CDU-Bundeskanzler Helmut Kohl verkündete in seiner Fernsehansprache vom 1. Juli 1990, anlässlich des Inkrafttretens des »Vertrages über die Währungs-, Wirtschafts- und Sozialunion« der DDR mit der BRD sein manipulatives Versprechen, Zitat:

»Aber niemandem werden dabei unbillige Härten zugemutet. Den Deutschen in der DDR kann ich sagen […]: Es wird niemandem schlechter gehen als zuvor – dafür vielen besser. Nur die Währungs-, Wirtschafts- und Sozialunion bietet die Chance und die Gewähr dafür, dass sich die Lebensbedingungen rasch und durchgreifend bessern.« [2]

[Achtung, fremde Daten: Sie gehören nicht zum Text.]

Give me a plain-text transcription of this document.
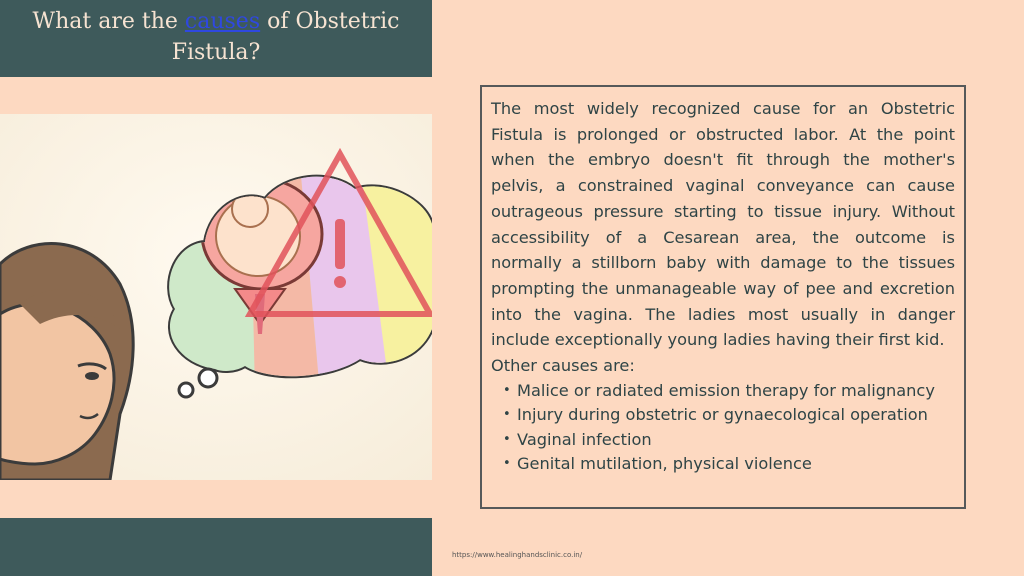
What are the causes of Obstetric Fistula?

The most widely recognized cause for an Obstetric Fistula is prolonged or obstructed labor. At the point when the embryo doesn't fit through the mother's pelvis, a constrained vaginal conveyance can cause outrageous pressure starting to tissue injury. Without accessibility of a Cesarean area, the outcome is normally a stillborn baby with damage to the tissues prompting the unmanageable way of pee and excretion into the vagina. The ladies most usually in danger include exceptionally young ladies having their first kid.

Other causes are:

• Malice or radiated emission therapy for malignancy
• Injury during obstetric or gynaecological operation
• Vaginal infection
• Genital mutilation, physical violence
https://www.healinghandsclinic.co.in/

Diese Worte Kohls in Kombination mit der für den Kapitalismus lachhaften Verkündung einer »langsam, aber stetig« zurückgehenden Arbeitslosigkeit sowie der scheinheiligen Prognose »Die DDR-Wirtschaft steht vor einem großen Aufschwung« klingen heute in den Ohren der betrogenen Ostdeutschen wie makabre Realsatire.

Der Ostbeauftragte der aktuellen SPD-Scholz-Bundesregierung, Carsten Schneider, veröffentlichte im letzten Jahr, am 28. September 2022, seinen »Bericht zur deutschen Einheit«. Titel des Pamphlets, »Ostdeutschland. Ein neuer Blick«.

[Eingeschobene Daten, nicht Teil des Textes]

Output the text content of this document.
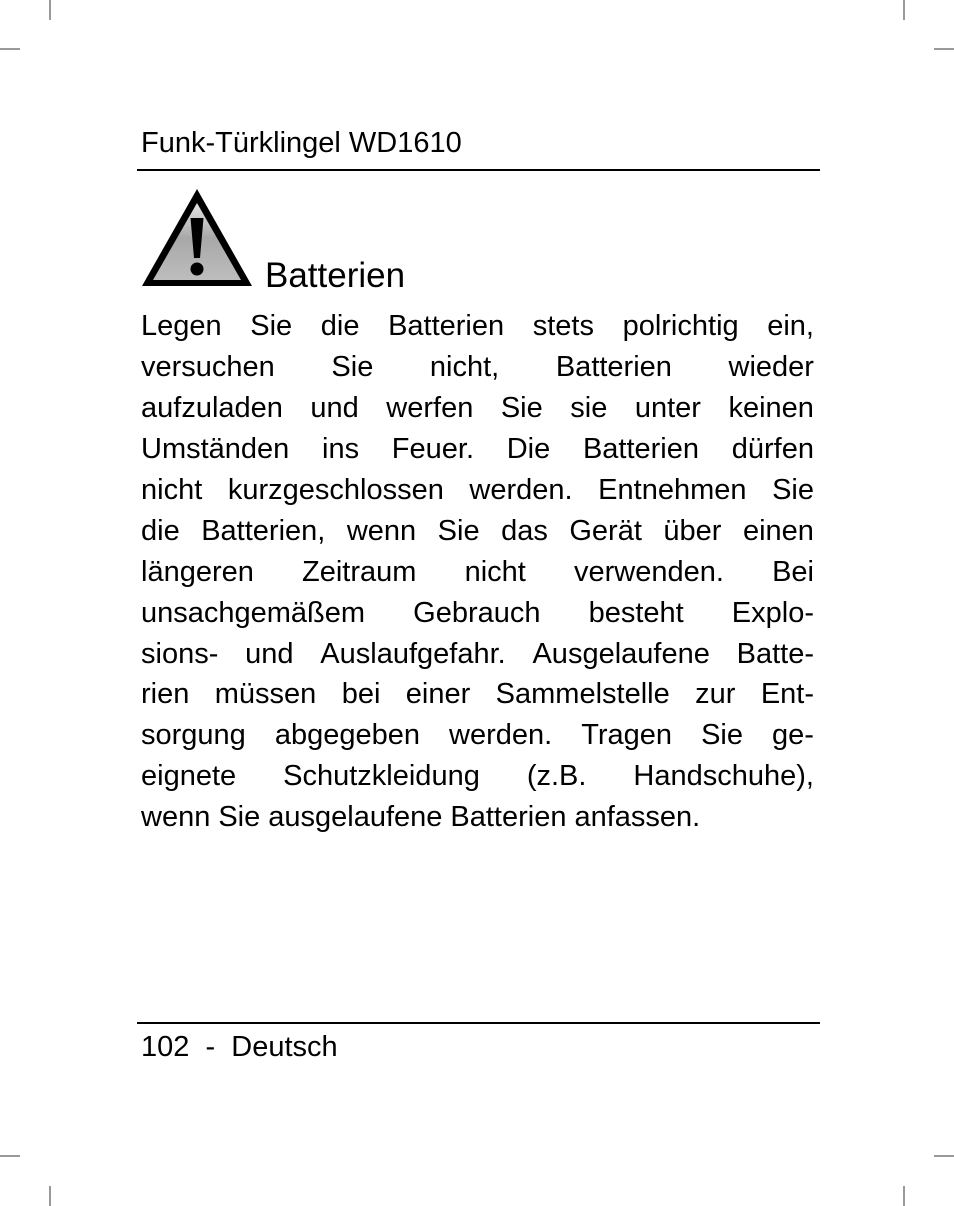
Funk-Türklingel WD1610
Batterien
Legen Sie die Batterien stets polrichtig ein,
versuchen Sie nicht, Batterien wieder
aufzuladen und werfen Sie sie unter keinen
Umständen ins Feuer. Die Batterien dürfen
nicht kurzgeschlossen werden. Entnehmen Sie
die Batterien, wenn Sie das Gerät über einen
längeren Zeitraum nicht verwenden. Bei
unsachgemäßem Gebrauch besteht Explo-
sions- und Auslaufgefahr. Ausgelaufene Batte-
rien müssen bei einer Sammelstelle zur Ent-
sorgung abgegeben werden. Tragen Sie ge-
eignete Schutzkleidung (z.B. Handschuhe),
wenn Sie ausgelaufene Batterien anfassen.
102  -  Deutsch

Herr Schneider stellte darin fest:

»Die Befragten in Ost wie West sind mehrheitlich der Meinung, dass es den Parteien nur um die Stimmen der Wähler geht, ohne dass sie sich für deren Ansichten interessierten. Ebenfalls skeptisch bewerten viele Bürgerinnen und Bürger die Meinungsfreiheit in Deutschland: Nur noch 43 % (2020: 50 %) der Ost- und 58 % (2020: 63 %) der Westdeutschen vertreten den Standpunkt, dass man in Deutschland seine Meinung immer frei äußern kann, ohne Ärger zu bekommen. […] Nur noch 42 % aller Befragten sind mit der politischen Situation in Deutschland alles in allem zufrieden, 2020 waren es noch 52 %. Der Rückgang ist in allen Teilen Deutschlands deutlich: Im Osten ist ein Rückgang von 40 % im Jahr 2020 auf aktuell nur noch 31 % festzustellen, im Westen waren es 2020 noch 54 %, heute sind es lediglich 44 %. […] 63 % (2020: 66 %) der Ost-, aber nur 33 % (2020: 37 %) der Westdeutschen sind der Meinung, dass Ostdeutsche häufig als Menschen zweiter Klasse behandelt werden. Damit geht diese Wahrnehmung insgesamt von 42 % auf 38 % zurück. Mit der sozialen Gerechtigkeit in Deutschland ist nur eine Minderheit von 23 % (2020: 32 %) im Osten und 33 % (2020: 42 %) im Westen (eher) zufrieden.« [3]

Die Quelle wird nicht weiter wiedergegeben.